If you were about to retire or planning to in the next six months and worried that your retirement plans have been derailed, now is not the time to panic.
Your work and earnings situation may have changed, and the value of your pensions and investments will almost certainly have taken an unexpected hit.
However, your retirement plan may still be achievable with some careful consideration and by creating a detailed plan for your assets and how they can be used.
We are here to help!
Talk to us about your retirement plans
Lines are open 8 am to 10 pm – 7 days a week.
Why advice is essential:
The reality is that pensions are more complicated than many people imagine. Getting the most out of them requires specialist advice to avoid common pitfalls which might seriously damage your wealth.
Asset classes: When the markets fall (or rise) not all of the investments held inside a pension are affected in the same manner. Some are held as Cash, which is less susceptible to market changes (up or down). Equities (stock and shares) are usually managed by investment teams and will almost certainly be affected by large swings in the stock market. Property, Corporate Bonds and Government Gilts are also held as assets within certain funds. These are much less volatile than equities, and such can provide a steadying influence on a good portfolio. They will fluctuate in value to a much lesser degree than stocks and shares; commercial and residential property funds for example are unlikely to suffer a huge loss on a daily basis!

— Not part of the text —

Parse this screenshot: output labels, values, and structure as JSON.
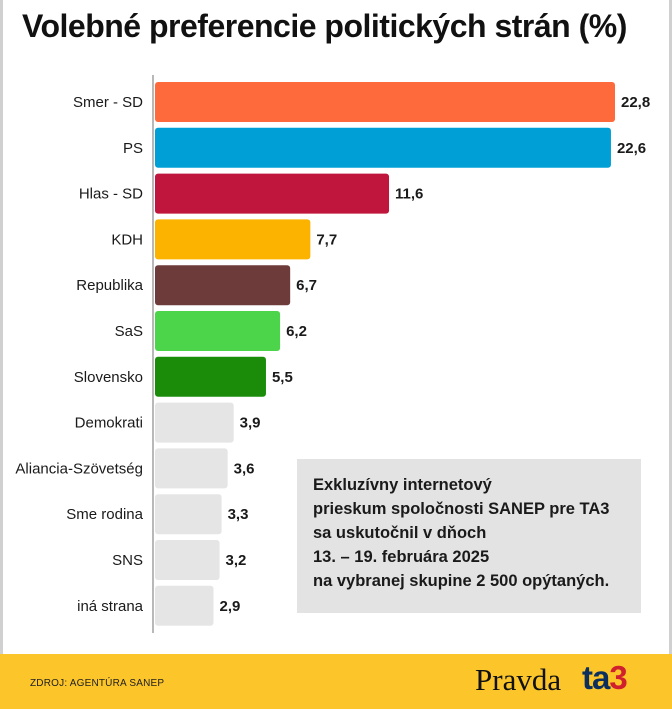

The makeup of your pension portfolio is derived by your attitude to risk, your pension provider, and the funds either you, or your financial adviser choose for you. A well-balanced portfolio will consist of a range of funds, and assets classes and will provide exposure to worldwide markets, where appropriate.
So, despite the recent falls in the FTSE generally, the situation might not be as bad as you think. Don’t assume that your retirement plans are no longer achievable and seek advice from someone who can thoroughly review your pensions and your individual situation to create an up to date, achievable retirement plan.
The two examples below show how we have helped our clients and may help you to think differently.
We have set up a designated helpline if you find yourself in this situation.
For impartial advice that could get your retirement plans back on track call: 0330 353 057
Case study One
Colin was planning to reduce his hours to three days a week, with the eventual goal of retiring fully in three years’ time. Suddenly, thinking this financial crisis had affected his investments, Colin was resigned to having to continue working full time. We were able to restructure his plan.
How did we do this – using his savings, ISA’s, and the cash asset element of his investments (which hadn’t been affected by the downturn in the markets), and by planning to downsize his home in 10 years rather than 15, he still has sufficient assets to achieve his goals. By his eventual full retirement, the value of his other assets should have recovered, with careful professional management.
One thing many clients, including Colin, didn’t factor in was State Pension and growing older! As Colin’s state pension is due in 4 years- time, this will reduce the demand on his savings and pension funds, and in actual fact as he gets beyond 75, his income requirement is likely to reduce compared to today, further reducing demand on his other pots.
Case study Two
Mark is one of our retired clients, and as a relatively cautious chap, He has been taking a regular income from his pensions and was worried that the fall in the markets meant he would be withdrawing money when the markets were at a low ebb, damaging his overall financial goals. we have earmarked roughly 3 years’ worth of cash within his Reeves Pension & Investment portfolio. Planning realistically for future expected withdrawals is an integral and vital part of the retirement plan we create initially and review very regularly. They are key to creating a meaningful, accurate income and investment strategy.
In Marks case, by retaining either cash or a “short term” investment portfolio we can cater for the income he needs for 3 years in a lower risk environment. He doesn’t have to worry about the daily performance of the markets and world events. We can then allow the remaining investments more freedom to look at the longer-term opportunities via equity-based funds for greater returns over time. Mark, like many of our clients has a wife and grown up children, and his ultimate desire is to enjoy his own retirement, but to continue to build wealth and leave as much as he can to those he eventually leaves behind.